Concerning the Paleos: Really? How? The Paleos are nothing but reactionaries who, like their Leftist counterparts, 1) try to shoehorn reality into their theories 2) abandon reality altogether for their pet theories.

If Buchanan, Larison and Rockwell are the intellectual exemplars of the Paleoconservative movement, then Paleoconservativism has less societal influence than Calvinism in the Irish Republic.

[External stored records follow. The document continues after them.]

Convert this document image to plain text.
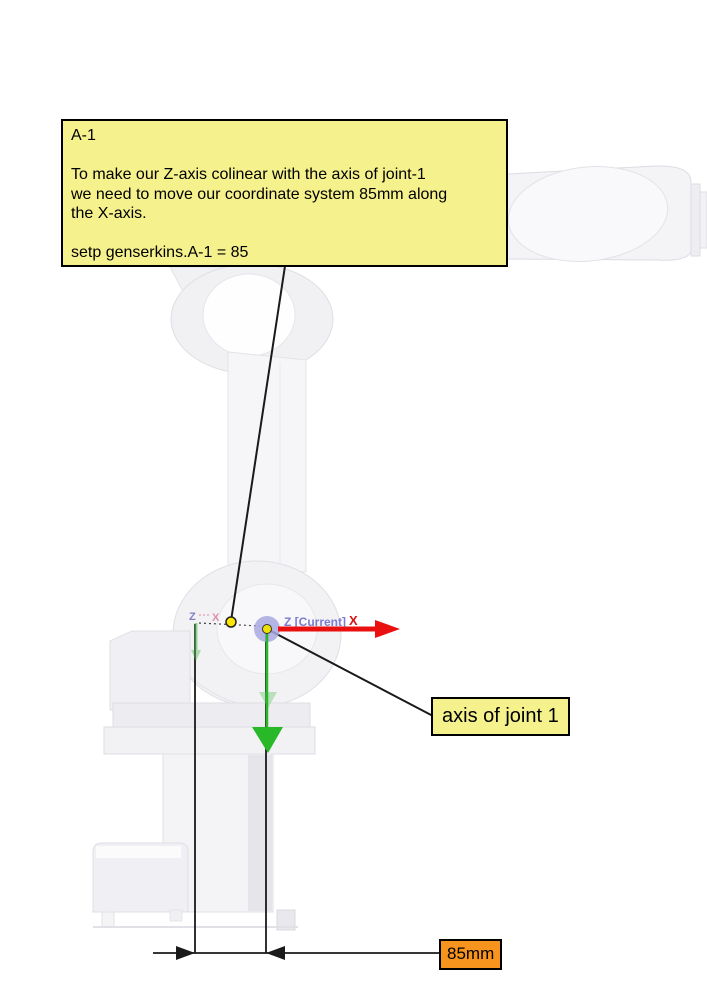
Z X	Z [Current] X
A-1
To make our Z-axis colinear with the axis of joint-1
we need to move our coordinate system 85mm along
the X-axis.
setp genserkins.A-1 = 85
axis of joint 1
85mm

Besides, just because something is a "movement" doesn't mean it has substantial influence. A bowel movement is also a movement...

Shawn said...

Hopefully Mark will now finally abandon his frequent conjuring of a mythical golden age of this country at war in order to lambaste the conduct of the current war. I can understand why he is now shying away from historical comparisons however. Such comparisons do after all require a basic understanding of the history involved. Mark has never given much indication of interest in secular history except as it may be seized up for polemical purposes.

Precisely Donald. I found it odd that he kvetched about how no one wanted to defend indefinite detainment and when I pointed out to him that the authority whereby President Bush detained Belial Hussein was the Alien Enemies Act signed into law by President John Adams as a wartime measure (and never repealed), he of course ignored it.

By the way, if you could email me it would be appreciated Donald...I want to send you something.

Anonymous said...

Considering that John Adams lost re-election, and saw his party and that of George Washington obliterated, for being a tyrannical British-loving title-pimping poseur who also happened to be the founder of the first of only two (or three, if one counts the Roosevelts) presidential dynasties, that is hardly to Bush's credit.

Anonymous said...

Vive le Jefferson!

Anonymous said...

Vive le Jefferson!

Boooooo. Hisssssss.

Sorry, I'm an Adams man myself.

Anonymous said...

The Blackadder Says:

If the Alien Enemies Act was so objectionable that it caused the destruction of the Federalist party, why didn't the Republicans bother to repeal it?

Personally, I'm more of a Hamilton man myself. I do think that Adams' son, JQA, was the best ex-president, however.

Anonymous said...

JQA wore silk undies!

Anonymous said...

The Blackadder Says:

Given that the actual charge made against JQA by the Jacksonians was that he had pimped for the Czar, I'm sure he would be relieved to hear that he was only being accused of wearing silk underwear.